In this sense I think there is not much to say. If a mother stays at home to take care of her children, the most logical thing is that the first are the children and the second is the house. When they are babies it is difficult, not impossible (because that's what couples are for), to have the house tidy.

Once the children are more autonomous and spend more time entertaining with a toy, the mothers can do more things while controlling the child, so that the house is more visible.

10. “More tired I am, that besides taking care of my children I work”

“Ok, you won me… you have the prize for the most suffered and most exhausted mother. I didn't know it was a competition, if I know today I don't sleep. ”

For some strange reason it seems that madrasa is the one who comes to bed dusted, physically and mentally exhausted, but who comes to everything, it is not well known how, and it seems that to know who has made the best decision one should see what mother he gets tired more ...

"All day with my children, it's beautiful, exhausting, but beautiful ... and I don't change it for anything," one mother could say.

"Well, I am tired, that I am also for my children and I also have to work," I could answer another.

At this point in the dialogue the competition appears, as if the former could not be tired or exhausted and the complaint could only be exclusive to working mothers.
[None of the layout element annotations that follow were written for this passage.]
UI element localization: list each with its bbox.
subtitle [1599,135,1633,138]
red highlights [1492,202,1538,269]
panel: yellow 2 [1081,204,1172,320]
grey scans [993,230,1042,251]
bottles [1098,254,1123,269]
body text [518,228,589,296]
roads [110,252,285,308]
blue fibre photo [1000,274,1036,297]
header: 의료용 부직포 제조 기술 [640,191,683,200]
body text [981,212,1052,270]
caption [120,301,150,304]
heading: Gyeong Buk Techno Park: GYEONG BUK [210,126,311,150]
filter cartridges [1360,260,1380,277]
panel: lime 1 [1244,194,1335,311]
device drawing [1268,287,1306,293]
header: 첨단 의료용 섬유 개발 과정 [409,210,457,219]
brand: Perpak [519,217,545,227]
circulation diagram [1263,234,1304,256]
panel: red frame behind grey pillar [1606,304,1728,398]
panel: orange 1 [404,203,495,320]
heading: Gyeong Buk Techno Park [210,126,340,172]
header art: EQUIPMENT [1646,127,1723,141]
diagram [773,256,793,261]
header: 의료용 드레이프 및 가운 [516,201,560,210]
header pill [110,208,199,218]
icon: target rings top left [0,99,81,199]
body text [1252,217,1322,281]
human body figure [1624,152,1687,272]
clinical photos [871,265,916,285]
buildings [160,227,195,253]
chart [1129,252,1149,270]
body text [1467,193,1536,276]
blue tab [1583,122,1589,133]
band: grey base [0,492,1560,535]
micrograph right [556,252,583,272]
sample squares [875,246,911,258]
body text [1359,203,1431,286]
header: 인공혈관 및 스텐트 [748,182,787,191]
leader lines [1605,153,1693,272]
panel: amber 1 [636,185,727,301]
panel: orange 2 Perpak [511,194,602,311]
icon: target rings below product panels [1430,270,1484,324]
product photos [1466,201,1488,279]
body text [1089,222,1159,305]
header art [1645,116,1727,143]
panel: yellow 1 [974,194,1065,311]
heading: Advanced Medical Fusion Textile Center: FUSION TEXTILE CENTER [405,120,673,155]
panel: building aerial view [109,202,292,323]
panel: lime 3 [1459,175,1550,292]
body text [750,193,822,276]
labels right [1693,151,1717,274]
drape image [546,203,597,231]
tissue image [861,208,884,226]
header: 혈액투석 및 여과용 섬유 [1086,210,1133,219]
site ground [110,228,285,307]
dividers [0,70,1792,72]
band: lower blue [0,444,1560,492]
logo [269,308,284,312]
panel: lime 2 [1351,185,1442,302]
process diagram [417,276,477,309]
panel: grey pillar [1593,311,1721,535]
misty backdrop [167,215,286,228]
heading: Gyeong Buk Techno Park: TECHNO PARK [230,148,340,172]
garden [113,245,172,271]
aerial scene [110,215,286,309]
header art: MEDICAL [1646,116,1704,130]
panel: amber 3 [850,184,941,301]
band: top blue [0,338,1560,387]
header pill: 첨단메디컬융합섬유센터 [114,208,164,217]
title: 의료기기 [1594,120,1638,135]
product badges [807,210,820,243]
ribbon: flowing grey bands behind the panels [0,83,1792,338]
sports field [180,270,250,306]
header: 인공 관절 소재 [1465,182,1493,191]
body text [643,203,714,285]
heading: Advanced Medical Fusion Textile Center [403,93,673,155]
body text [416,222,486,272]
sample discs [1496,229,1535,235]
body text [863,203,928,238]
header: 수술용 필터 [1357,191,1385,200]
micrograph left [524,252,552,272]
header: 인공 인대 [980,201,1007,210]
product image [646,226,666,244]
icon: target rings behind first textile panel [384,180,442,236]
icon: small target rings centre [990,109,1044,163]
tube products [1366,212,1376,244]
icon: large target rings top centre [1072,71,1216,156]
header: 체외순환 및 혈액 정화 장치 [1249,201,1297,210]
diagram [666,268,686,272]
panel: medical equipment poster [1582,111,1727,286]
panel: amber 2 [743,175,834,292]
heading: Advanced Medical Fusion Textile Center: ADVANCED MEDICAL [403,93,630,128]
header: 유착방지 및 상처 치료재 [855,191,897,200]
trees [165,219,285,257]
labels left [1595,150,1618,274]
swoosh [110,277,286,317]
Surely all mothers get tired, but no need to compete. There is no prize for "the best". There are days that I do not do too many things and I arrive at the bed surrendered, and others that I have not stopped instead and that when going to sleep I still have rope. Can I say "I'm tired" the day I'm tired? Or do I have to shut up because there are people around me who consider me more tired than me?

Summarizing

In short, so many words could have been summed up in "nobody should say anything to a mother who stops working", just as we could say "nobody should say anything to a mother who does not stop working", but occasionally it is worth expressing the words, the phrases that many mothers can hear, more than anything to reflect, to see the nonsense that people can say, to see how disrespectful it can be and to see that a problem for everyone, which is that children, at 16 weeks of birth, no longer have anyone who can caring, ends up dividing a society that "fights" with each other, when it should unite to complain about this.

Video: 10 Things Parents Should Never Do for Their Kids (May 2024).